Bank Trust using a Third-Party Trust Accounting Platform
A growing wealth management and trust management group within a bank wanted to reduce the time spent manually inputting transaction data from statements into a third-party trust accounting system. It was important that their clients with accounts would not have to change brokers (e.g., Morgan Stanley). This group chose to use data aggregation to feed data into its trust accounting platform to save 2-3 hours per week that could now be devoted to something else.
Bank Trust Using Morningstar Office® for Household Level Reporting and Analytics
A firm with hundreds of investment accounts in a third-party trust accounting system wanted to manage these investments at a household level, functionality that their trust platform did not offer. This firm chose to use aggregation technology to electronically get data from their trust system’s web portal and into Morningstar Office for the richer reporting and analytics they desired.
Custodian-agnostic Family Office/Trust Using Commercially Available Portfolio Management Software
A family office within a commercial bank made a decision not to limit clients to one custodian. This differentiated offering necessitated a bigger burden to provide clients with a consolidated report across all their holdings.

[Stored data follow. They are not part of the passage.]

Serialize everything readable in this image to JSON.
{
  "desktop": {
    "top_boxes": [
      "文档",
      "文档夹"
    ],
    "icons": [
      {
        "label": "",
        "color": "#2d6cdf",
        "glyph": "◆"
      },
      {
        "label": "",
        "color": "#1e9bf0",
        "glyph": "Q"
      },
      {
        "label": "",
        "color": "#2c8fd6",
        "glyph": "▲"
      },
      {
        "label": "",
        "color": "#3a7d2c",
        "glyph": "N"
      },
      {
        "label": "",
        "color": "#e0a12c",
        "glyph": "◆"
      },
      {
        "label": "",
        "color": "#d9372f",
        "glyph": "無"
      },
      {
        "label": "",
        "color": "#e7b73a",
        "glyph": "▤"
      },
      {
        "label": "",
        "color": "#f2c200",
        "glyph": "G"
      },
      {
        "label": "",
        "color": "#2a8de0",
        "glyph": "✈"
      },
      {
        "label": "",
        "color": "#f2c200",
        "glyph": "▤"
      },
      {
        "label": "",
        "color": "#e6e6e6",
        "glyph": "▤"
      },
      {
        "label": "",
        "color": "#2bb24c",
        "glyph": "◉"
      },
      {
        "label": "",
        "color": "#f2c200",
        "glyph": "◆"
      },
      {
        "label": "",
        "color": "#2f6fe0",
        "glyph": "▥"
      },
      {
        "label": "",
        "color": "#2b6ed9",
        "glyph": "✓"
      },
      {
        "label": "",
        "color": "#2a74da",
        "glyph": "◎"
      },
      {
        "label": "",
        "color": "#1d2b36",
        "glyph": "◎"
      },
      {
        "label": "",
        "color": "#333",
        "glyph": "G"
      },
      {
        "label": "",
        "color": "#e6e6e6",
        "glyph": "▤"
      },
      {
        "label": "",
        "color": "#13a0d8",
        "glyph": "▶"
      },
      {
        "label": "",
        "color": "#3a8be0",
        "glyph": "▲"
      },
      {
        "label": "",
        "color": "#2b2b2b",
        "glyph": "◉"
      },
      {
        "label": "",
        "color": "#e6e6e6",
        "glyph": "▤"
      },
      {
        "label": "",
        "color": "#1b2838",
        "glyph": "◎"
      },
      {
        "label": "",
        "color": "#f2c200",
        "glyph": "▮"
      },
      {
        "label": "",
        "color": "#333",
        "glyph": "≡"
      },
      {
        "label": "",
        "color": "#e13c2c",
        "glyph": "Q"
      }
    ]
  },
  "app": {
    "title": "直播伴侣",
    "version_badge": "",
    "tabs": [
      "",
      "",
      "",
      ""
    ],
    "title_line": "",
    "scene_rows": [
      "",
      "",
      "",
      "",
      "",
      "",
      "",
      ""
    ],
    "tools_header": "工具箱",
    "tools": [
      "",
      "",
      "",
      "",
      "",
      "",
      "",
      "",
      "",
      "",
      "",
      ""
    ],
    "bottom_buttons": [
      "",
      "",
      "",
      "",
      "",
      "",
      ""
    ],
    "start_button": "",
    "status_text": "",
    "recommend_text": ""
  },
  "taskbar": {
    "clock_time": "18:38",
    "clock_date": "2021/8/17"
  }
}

They chose to automate the data collection and normalization into their Advent™ system to more efficiently provide a complete financial picture.
It’s not my intent with these examples to say that your situation is identical to them or that there is a simple “one size fits all” solution. Each firm will make business and technology decisions that impact both their operational requirements and overall efficiency.
What I would state is simply that while each situation may have unique attributes, your network of operational peers is a great resource and sounding board as you research your options.